Потом вспомнил, что Гарик охраняет мой дом в Херсоне, а эта собака меня не знает. Она бесшумно отошла, приняв меня в свою стаю.
Я вернулся в дом и вновь занялся девушкой. Теперь уже старался больше для нее. Результат, судя последовавшим затем ее ласкам, превзошел ожидания девушки. Точнее, теперь уже молодой женщины.
2
Привык в шестом веке просыпаться с восходом солнца, однако на этот раз проспал дольше. В доме я был один. Через открытое «окно» внутрь падал яркий луч света, в котором медленно планировали к полу пылинки. Пахло торфяным дымом, овцами, вареной рыбой и печеным хлебом. Похожий запах был в доме моей бабушки по отцу. Она жила в деревне под Путивлем в деревянном срубе-пятистенке с соломенной стрехой. Только вместо очага у бабушки была русская печь, которую топили дровами и торфом.
Итак, что мы имеем? Меня выкинуло на берег где-то, судя по языку, в Уэльсе. Надо добраться до ближайшего порта и сесть на корабль, который идет на Средиземное море или хотя бы до Корнуолла, а там пересесть. Денег должно хватить. В крайнем случае, продам кинжал. Если попадется византийский купец, тогда все решится намного проще, меня довезут в кредит. Поможет ссылка на известных константинопольских купцов, с которыми я имел дело. Старшую дочь хозяйки дома заберу с собой. Чтобы жена Алена не скучала.
Легкая на помине, старшая дочь тихо зашла в дом. Одета в новую чистую рубаху. Заметив, что я не сплю, заулыбалась и подошла ко мне.
– Доброе утро! – поприветствовала она по-валлийски.

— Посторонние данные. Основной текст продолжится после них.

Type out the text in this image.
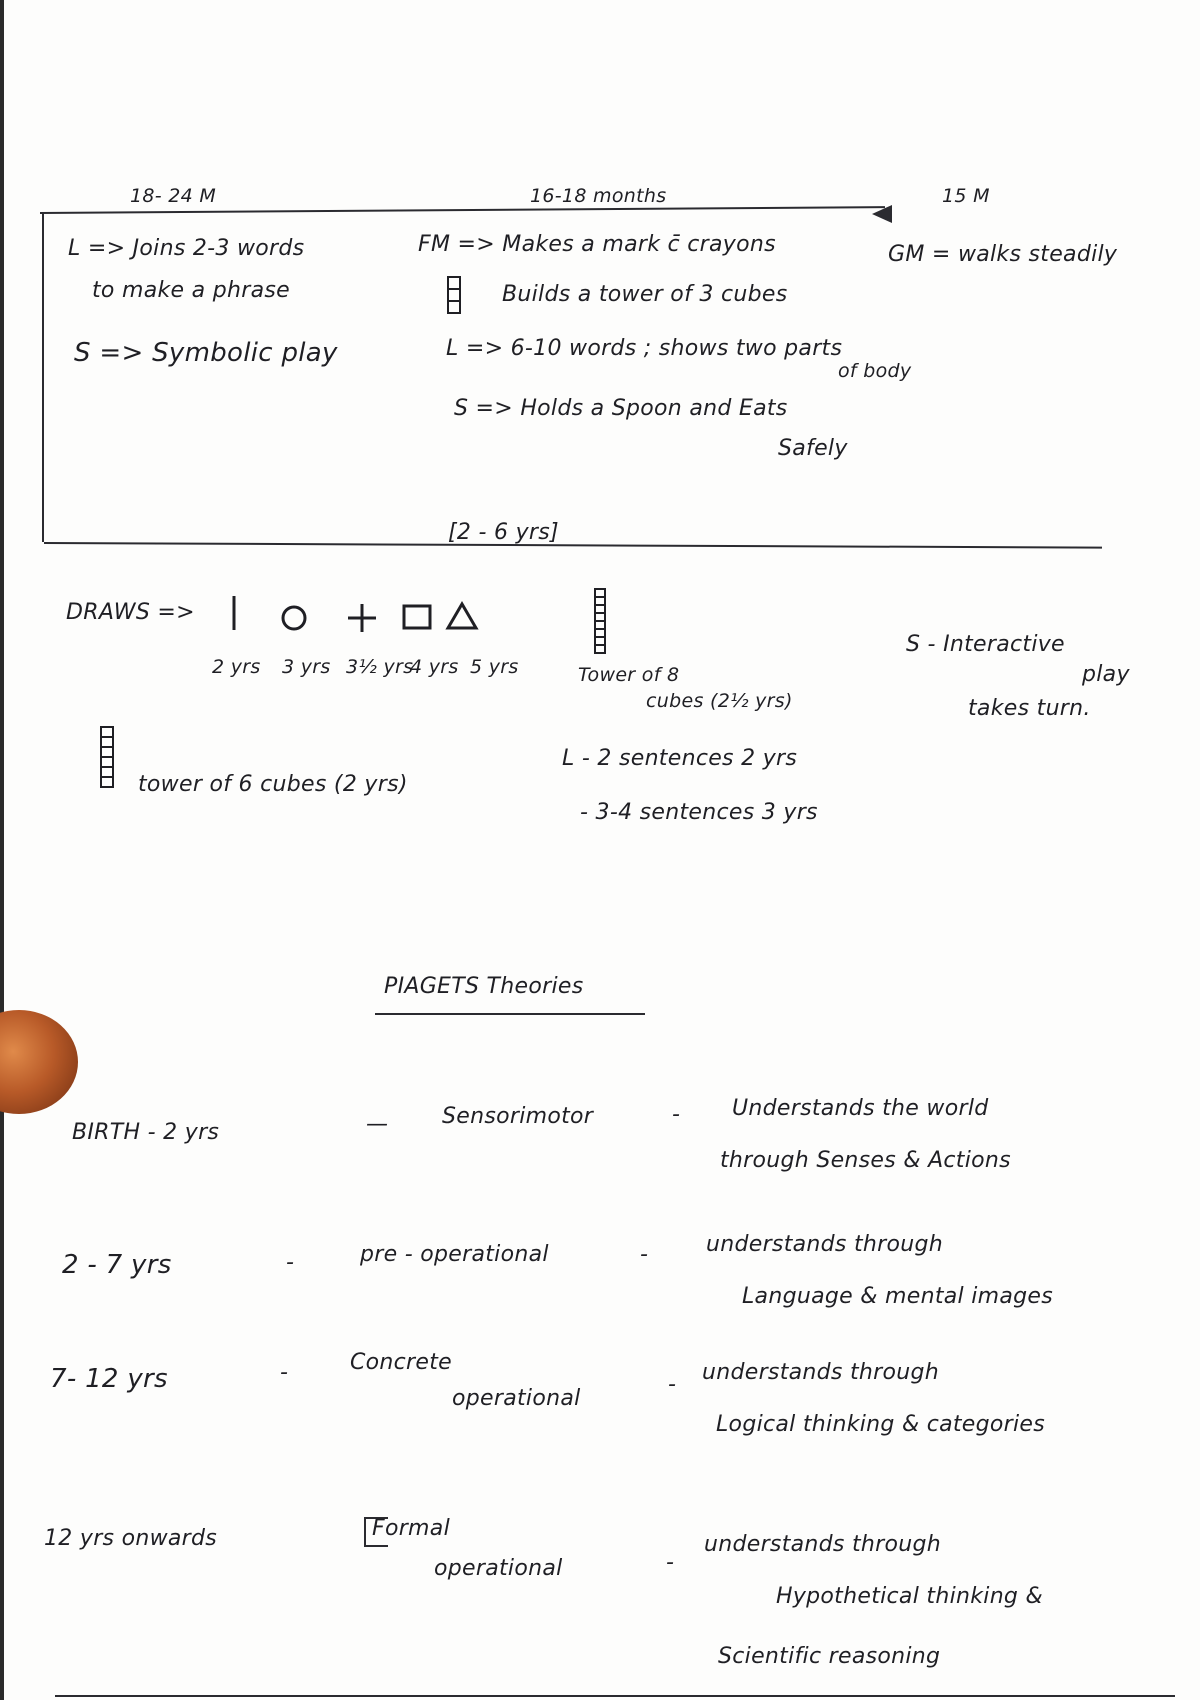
18- 24 M	16-18 months	15 M
L => Joins 2-3 words
to make a phrase
S => Symbolic play
FM => Makes a mark c̄ crayons
Builds a tower of 3 cubes
L => 6-10 words ; shows two parts
of body
S => Holds a Spoon and Eats
Safely
GM = walks steadily
[2 - 6 yrs]
DRAWS =>
2 yrs 3 yrs 3½ yrs
4 yrs 5 yrs	Tower of 8
cubes (2½ yrs)
tower of 6 cubes (2 yrs)
L - 2 sentences 2 yrs
- 3-4 sentences 3 yrs
S - Interactive
play
takes turn.
PIAGETS Theories
BIRTH - 2 yrs	— Sensorimotor	- Understands the world
through Senses & Actions
2 - 7 yrs	-	pre - operational	-	understands through
Language & mental images
7- 12 yrs	-	Concrete
operational
- understands through
Logical thinking & categories
12 yrs onwards	Formal
operational	-
understands through
Hypothetical thinking &
Scientific reasoning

– Доброе утро! – повторил я.
Наверное, произнес с жутким акцентом, потому что она хихикнула. Я взял ее за руку и потянул к постели. Старшая дочь кивнула головой, высвободила руку и быстро стянула через голову рубаху. Ноги длинные, стройные, таз пока не слишком широкий, живот упругий, ни грамма жира, внизу треугольник густых курчавых волос, груди среднего размера, немного в стороны. Женщина ни капли не стеснялась своей наготы. Действительно, в человеческом теле нет ничего вульгарного; вульгарными бывают только наши мысли о нем. Аккуратно сложив рубаху на скамеечку, на которой лежали мои шелковые рубашка и трусы, она легла рядом со мной. На поцелуй отозвалась страстно. Стонала тихо, сквозь зубы. Наверное, здесь не принято проявлять эмоции открыто. Впрочем, у многих англичанок даже в продвинутом двадцать первом веке проблемы с вагинальным оргазмом. Кровь разжижена дождями. Вот и порицают тех, кому больше повезло. Потом валлийка легла на бок рядом со мной и начала тихо посмеиваться. Я пощекотал ее, чтобы более бурно выплескивала эмоции. Она засмеялась громко, счастливо. Разрядившись, затихла в том блаженном оцепенении, когда время и пространство соединяются и растворяются друг в друге.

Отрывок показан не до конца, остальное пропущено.